Anonymous 0 Comments

It’s a [basic (physics) law of gases](https://en.wikipedia.org/wiki/Ideal_gas_law) that pressure, volume, and temperature are related. P * V / T = constant.

It’s because [when you look at atoms and molecules of a gas](https://www.youtube.com/watch?v=WhP6zJbSxec), you can think of them as a bunch of tennis balls bouncing around wildly. The pressure is the force they apply as they bounce off the walls of the can, the volume is the space they bounce in, and the temperature is the energy with which they bounce.

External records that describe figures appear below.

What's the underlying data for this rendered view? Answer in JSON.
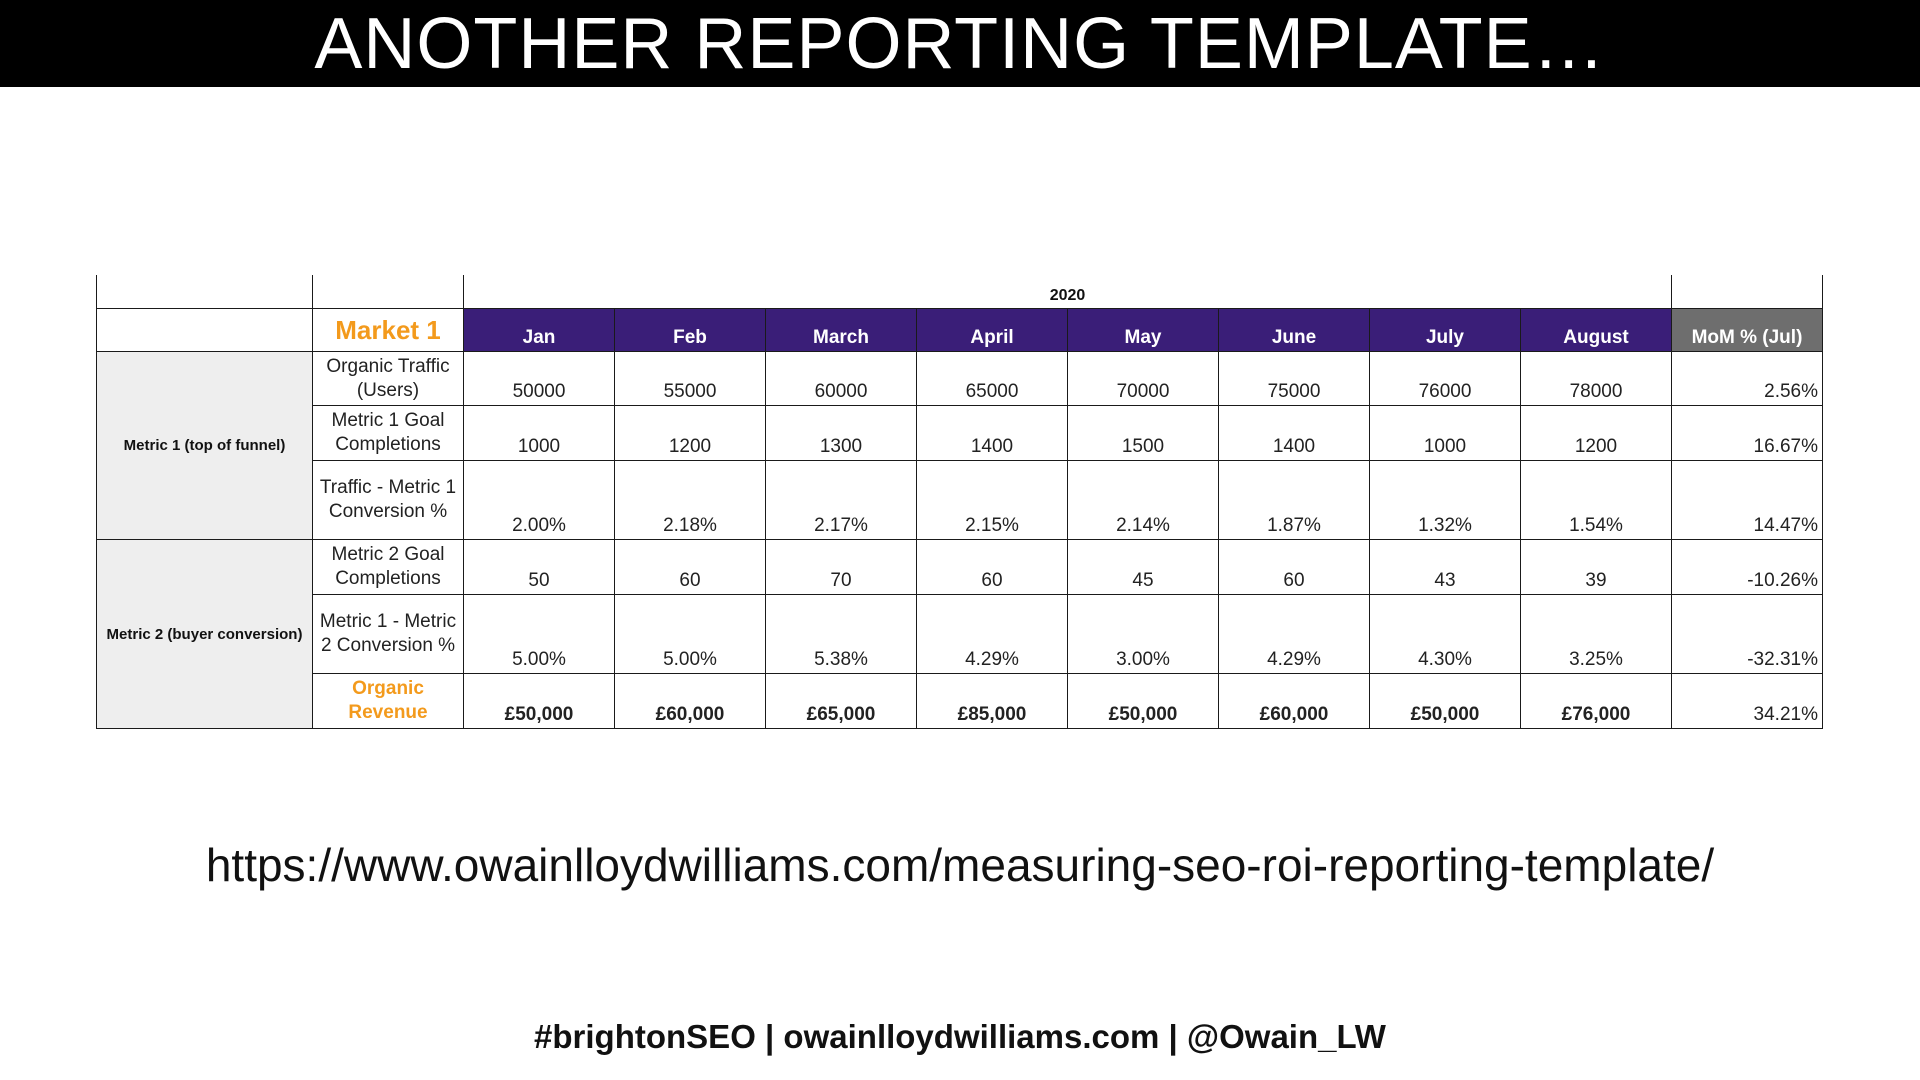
{
  "slide": {
    "title": "ANOTHER REPORTING TEMPLATE…",
    "url": "https://www.owainlloydwilliams.com/measuring-seo-roi-reporting-template/",
    "footer": "#brightonSEO | owainlloydwilliams.com | @Owain_LW"
  },
  "table": {
    "year": "2020",
    "market": "Market 1",
    "months": [
      "Jan",
      "Feb",
      "March",
      "April",
      "May",
      "June",
      "July",
      "August"
    ],
    "mom_header": "MoM % (Jul)",
    "groups": [
      {
        "label": "Metric 1 (top of funnel)"
      },
      {
        "label": "Metric 2 (buyer conversion)"
      }
    ],
    "rows": [
      {
        "label": "Organic Traffic (Users)",
        "values": [
          "50000",
          "55000",
          "60000",
          "65000",
          "70000",
          "75000",
          "76000",
          "78000"
        ],
        "mom": "2.56%"
      },
      {
        "label": "Metric 1 Goal Completions",
        "values": [
          "1000",
          "1200",
          "1300",
          "1400",
          "1500",
          "1400",
          "1000",
          "1200"
        ],
        "mom": "16.67%"
      },
      {
        "label": "Traffic - Metric 1 Conversion %",
        "values": [
          "2.00%",
          "2.18%",
          "2.17%",
          "2.15%",
          "2.14%",
          "1.87%",
          "1.32%",
          "1.54%"
        ],
        "mom": "14.47%"
      },
      {
        "label": "Metric 2 Goal Completions",
        "values": [
          "50",
          "60",
          "70",
          "60",
          "45",
          "60",
          "43",
          "39"
        ],
        "mom": "-10.26%"
      },
      {
        "label": "Metric 1 - Metric 2 Conversion %",
        "values": [
          "5.00%",
          "5.00%",
          "5.38%",
          "4.29%",
          "3.00%",
          "4.29%",
          "4.30%",
          "3.25%"
        ],
        "mom": "-32.31%"
      },
      {
        "label": "Organic Revenue",
        "values": [
          "£50,000",
          "£60,000",
          "£65,000",
          "£85,000",
          "£50,000",
          "£60,000",
          "£50,000",
          "£76,000"
        ],
        "mom": "34.21%"
      }
    ]
  },
  "colors": {
    "header_purple": "#3a1e78",
    "mom_header_gray": "#6e6e6e",
    "market_orange": "#f39a1c",
    "group_bg": "#eeeeee"
  }
}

In any case, a pressurized cylinder has a fixed volume, the gas can’t inflate it like a balloon. So the relationship above, P * V / T = constant, becomes P * constant / T = constant, or P / T = constant. You decrease the pressure (by letting gas out), and the temperature decreases so that the ratio P / T stays constant.

Anonymous 0 Comments

The medium is under pressure and in liquid state while inside the vessel, but would normally be in a gaseous state at room temperature and atmospheric pressure.

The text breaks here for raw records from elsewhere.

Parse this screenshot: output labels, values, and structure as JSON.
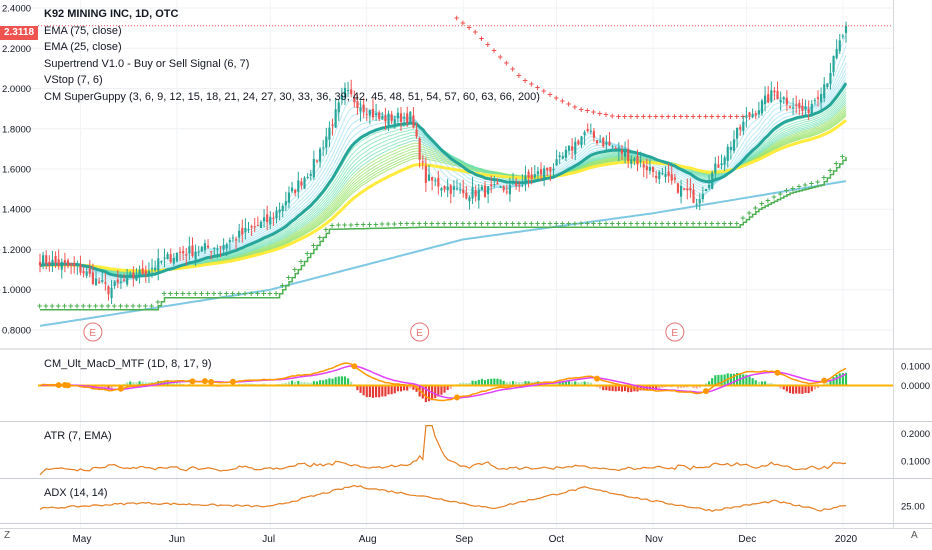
{
  "legend": {
    "title": "K92 MINING INC, 1D, OTC",
    "ema75": "EMA (75, close)",
    "ema25": "EMA (25, close)",
    "supertrend": "Supertrend V1.0 - Buy or Sell Signal (6, 7)",
    "vstop": "VStop (7, 6)",
    "guppy": "CM SuperGuppy (3, 6, 9, 12, 15, 18, 21, 24, 27, 30, 33, 36, 39, 42, 45, 48, 51, 54, 57, 60, 63, 66, 200)"
  },
  "last_price_label": "2.3118",
  "panes": {
    "macd": "CM_Ult_MacD_MTF (1D, 8, 17, 9)",
    "atr": "ATR (7, EMA)",
    "adx": "ADX (14, 14)"
  },
  "corner": {
    "left": "Z",
    "right": "A"
  },
  "colors": {
    "up": "#26a69a",
    "down": "#ef5350",
    "cyan": "#4fc3f7",
    "ema200": "#7ec8e3",
    "yellow": "#ffeb3b",
    "ema_thick": "#26a69a",
    "vstop": "#4caf50",
    "supertrend_sell": "#ef5350",
    "supertrend_buy": "#4caf50",
    "macd_pink": "#e040fb",
    "macd_orange": "#ff9800",
    "atr": "#e67e22"
  },
  "chart_data": [
    {
      "type": "candlestick",
      "title": "K92 MINING INC, 1D, OTC",
      "xlabel": "",
      "ylabel": "",
      "x_ticks": [
        "May",
        "Jun",
        "Jul",
        "Aug",
        "Sep",
        "Oct",
        "Nov",
        "Dec",
        "2020"
      ],
      "y_ticks": [
        "0.8000",
        "1.0000",
        "1.2000",
        "1.4000",
        "1.6000",
        "1.8000",
        "2.0000",
        "2.2000",
        "2.4000"
      ],
      "ylim": [
        0.75,
        2.43
      ],
      "last_price": 2.3118,
      "earnings_markers": [
        "E",
        "E",
        "E"
      ],
      "earnings_months": [
        "May",
        "Aug",
        "Nov"
      ],
      "price_keypoints": [
        [
          "Apr 18",
          1.15
        ],
        [
          "May 1",
          1.1
        ],
        [
          "May 10",
          1.0
        ],
        [
          "May 20",
          1.08
        ],
        [
          "Jun 1",
          1.18
        ],
        [
          "Jun 15",
          1.22
        ],
        [
          "Jul 1",
          1.35
        ],
        [
          "Jul 15",
          1.62
        ],
        [
          "Jul 25",
          1.98
        ],
        [
          "Aug 5",
          1.85
        ],
        [
          "Aug 15",
          1.86
        ],
        [
          "Aug 20",
          1.55
        ],
        [
          "Sep 1",
          1.48
        ],
        [
          "Sep 15",
          1.5
        ],
        [
          "Oct 1",
          1.62
        ],
        [
          "Oct 10",
          1.78
        ],
        [
          "Oct 25",
          1.66
        ],
        [
          "Nov 5",
          1.55
        ],
        [
          "Nov 15",
          1.45
        ],
        [
          "Dec 1",
          1.85
        ],
        [
          "Dec 10",
          1.98
        ],
        [
          "Dec 20",
          1.88
        ],
        [
          "Dec 27",
          2.05
        ],
        [
          "Jan 2",
          2.31
        ]
      ],
      "ema200_keypoints": [
        [
          "Apr 18",
          0.82
        ],
        [
          "Jul 1",
          1.0
        ],
        [
          "Sep 1",
          1.25
        ],
        [
          "Nov 1",
          1.38
        ],
        [
          "Jan 2",
          1.54
        ]
      ],
      "vstop_keypoints": [
        [
          "Apr 18",
          0.9
        ],
        [
          "May 25",
          0.9
        ],
        [
          "May 28",
          0.96
        ],
        [
          "Jul 3",
          0.96
        ],
        [
          "Jul 20",
          1.3
        ],
        [
          "Aug 18",
          1.31
        ],
        [
          "Nov 28",
          1.31
        ],
        [
          "Dec 5",
          1.4
        ],
        [
          "Dec 15",
          1.48
        ],
        [
          "Dec 25",
          1.52
        ],
        [
          "Jan 2",
          1.66
        ]
      ],
      "supertrend_sell_keypoints": [
        [
          "Aug 30",
          2.35
        ],
        [
          "Sep 5",
          2.28
        ],
        [
          "Sep 20",
          2.05
        ],
        [
          "Sep 30",
          1.96
        ],
        [
          "Oct 8",
          1.9
        ],
        [
          "Oct 20",
          1.86
        ],
        [
          "Nov 30",
          1.86
        ]
      ]
    },
    {
      "type": "line",
      "title": "CM_Ult_MacD_MTF (1D, 8, 17, 9)",
      "y_ticks": [
        "0.1000",
        "0.0000"
      ],
      "ylim": [
        -0.16,
        0.16
      ]
    },
    {
      "type": "line",
      "title": "ATR (7, EMA)",
      "y_ticks": [
        "0.2000",
        "0.1000"
      ],
      "ylim": [
        0.05,
        0.23
      ]
    },
    {
      "type": "line",
      "title": "ADX (14, 14)",
      "y_ticks": [
        "25.00"
      ],
      "ylim": [
        10,
        50
      ]
    }
  ]
}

Releasing the gas allows for a change in state from liquid to gas. The state change process absorbs heat from the surrounding area, thus creating a cooling effect.

This principal is exploited in the refrigeration process and is essentially how air reconditioning and refrigerators work.

Anonymous 0 Comments

Because they’re stored in a liquefied state under pressure in the can. When they get released, they’re rapidly turning back into a gas and they pull the energy to do so from the environment.

Just like how you need to apply heat (i.e. energy) to water to make it boil, the liquid to gas transition needs heat, and the surrounding environment is the source for it

Anonymous 0 Comments

When you release gas from the cannister, the residual gas expand to fill the volume, doing so the molucules of gas slow down a little bit. And since the speed (/kinetic energy) of the molecules is perceived as heat, the gas is getting colder.

Anonymous 0 Comments

All good answers so far, but let’s see if I can ELI5:

Things are hot because the tiny parts of them called atoms are moving fast. Some atoms are moving fast, some slow. Inside a pressure can atoms are crammed in there very tightly and want to spread out, but they can’t.

When you open a pressure can, the atoms are pushed out by thier neighbors. The faster ones are able to leave faster and more often, leaving the slow ones behind. This means the slow ones are the cold ones…

This is why opening a pressure container colds or down.

The other explains (energy pet volume drop etc) are also correct, but are either another way to say it more analytically, or use a bit of abstraction (like energy).